In our project, because we need to be compatible with a relatively old version of protobuf (around version 2.6, which is also very old), we’re using an old version of Bazel, roughly the 2017 version. In the BUILD file, include=['.'] is also widely used, causing the dependency paths of header files to be very messy. So although the lib library’s dependency relationship is incomplete, it can still compile, laying the groundwork for subsequent coredumps. If upgraded to a new version of Bazel, the dependency management would be stricter, making it easier to discover such missing dependency BUILD writings.

Conclusion

Finally, let’s summarize briefly. The problem started with simply adding a field to the proto, unexpectedly leading to a coredump. Although we knew it was related to the field addition change, it still took a lot of time to analyze the specific cause.

Many troubleshooting directions were attempted in the process:

  1. Is there a bug in the protobuf library? Searched around but didn’t find similar issues, and it has been very stable after using it for so long, so this possibility was ruled out first.
  2. Analyzed the coredump file but didn’t find useful information. On one hand, this was because I’m not very familiar with the implementation of protobuf, so I didn’t know where to start when it core dumped in pb. On the other hand, my skills in analyzing cores with GDB are not very deep.
  3. Continuously stripped away irrelevant logic, trying to find a small demo that could reproduce the issue. Here, a colleague finally found a reproducible step, which became the breakthrough. After the colleague stably reproduced it, it became relatively easy to guess and verify that it was related to using different versions of the proto.

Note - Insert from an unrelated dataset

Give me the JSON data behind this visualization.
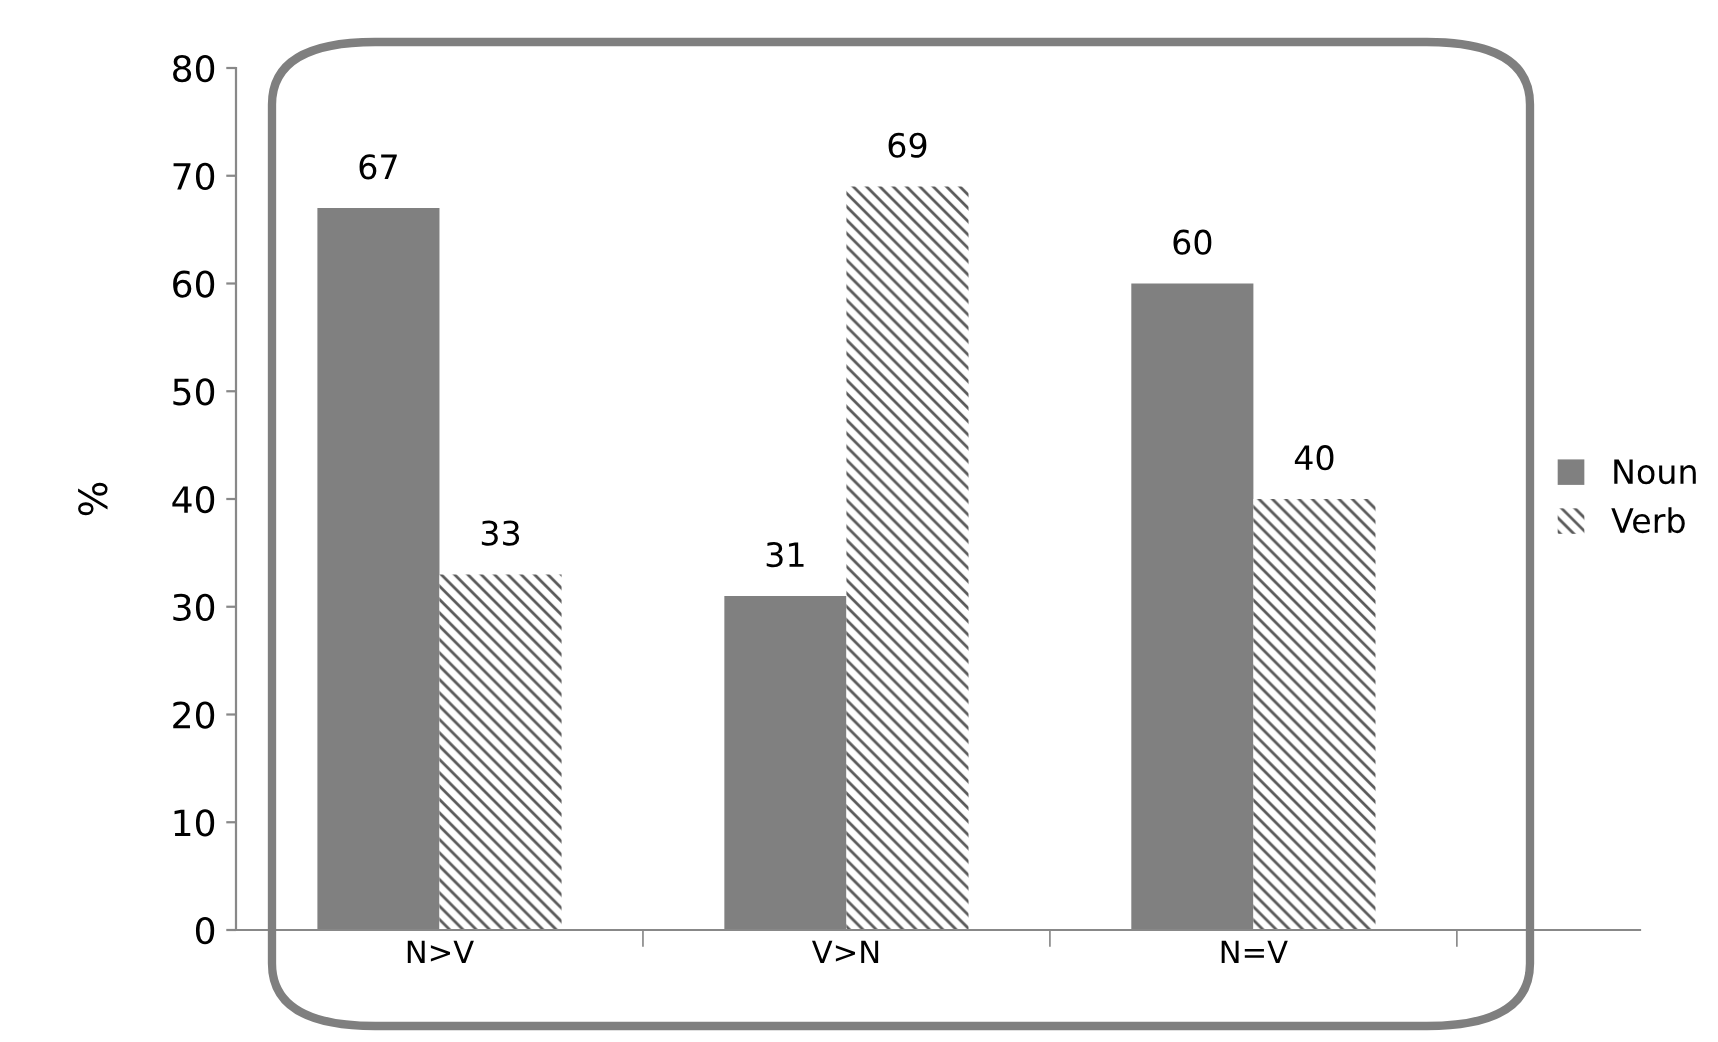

Then, thinking about writing an article to record this uncommon pitfall, I encountered another problem when preparing the code for the article review. When my colleague reproduced it earlier, there was actually a lot of project code logic involved, and the Bazel dependency relationships were quite complex. In the article, I wanted to use the simplest code to reproduce and explain the problem. At first, when simulating the proto modification, I only added a string field, but found that it didn’t cause a coredump. Although the memory layout of the Data object was different here, it coincidentally read and wrote memory normally, not triggering illegal memory access. Later, I thought about increasing the “disturbance” here and tried switching to repeated, which could stably reproduce the coredump.

One advantage of having sufficiently simple review code is that it’s also convenient to debug with GDB, without too much irrelevant information. By comparing the changes in object memory addresses in core and normal code, it once again verified that the core was indeed caused by using different versions of pb objects. However, this article still lacks some depth, not going into a deep analysis of why different versions of pb would cause address scrambling, which probably requires delving into the implementation of protobuf.

The last question is, how to avoid such problems in the project in the future? First, avoid using include ['.'] which brings chaotic header file search paths, then standardize dependency management, adding dependencies on pb for all libraries that use protobuf. Of course, it would be best to upgrade Bazel if possible, but this would require more manpower.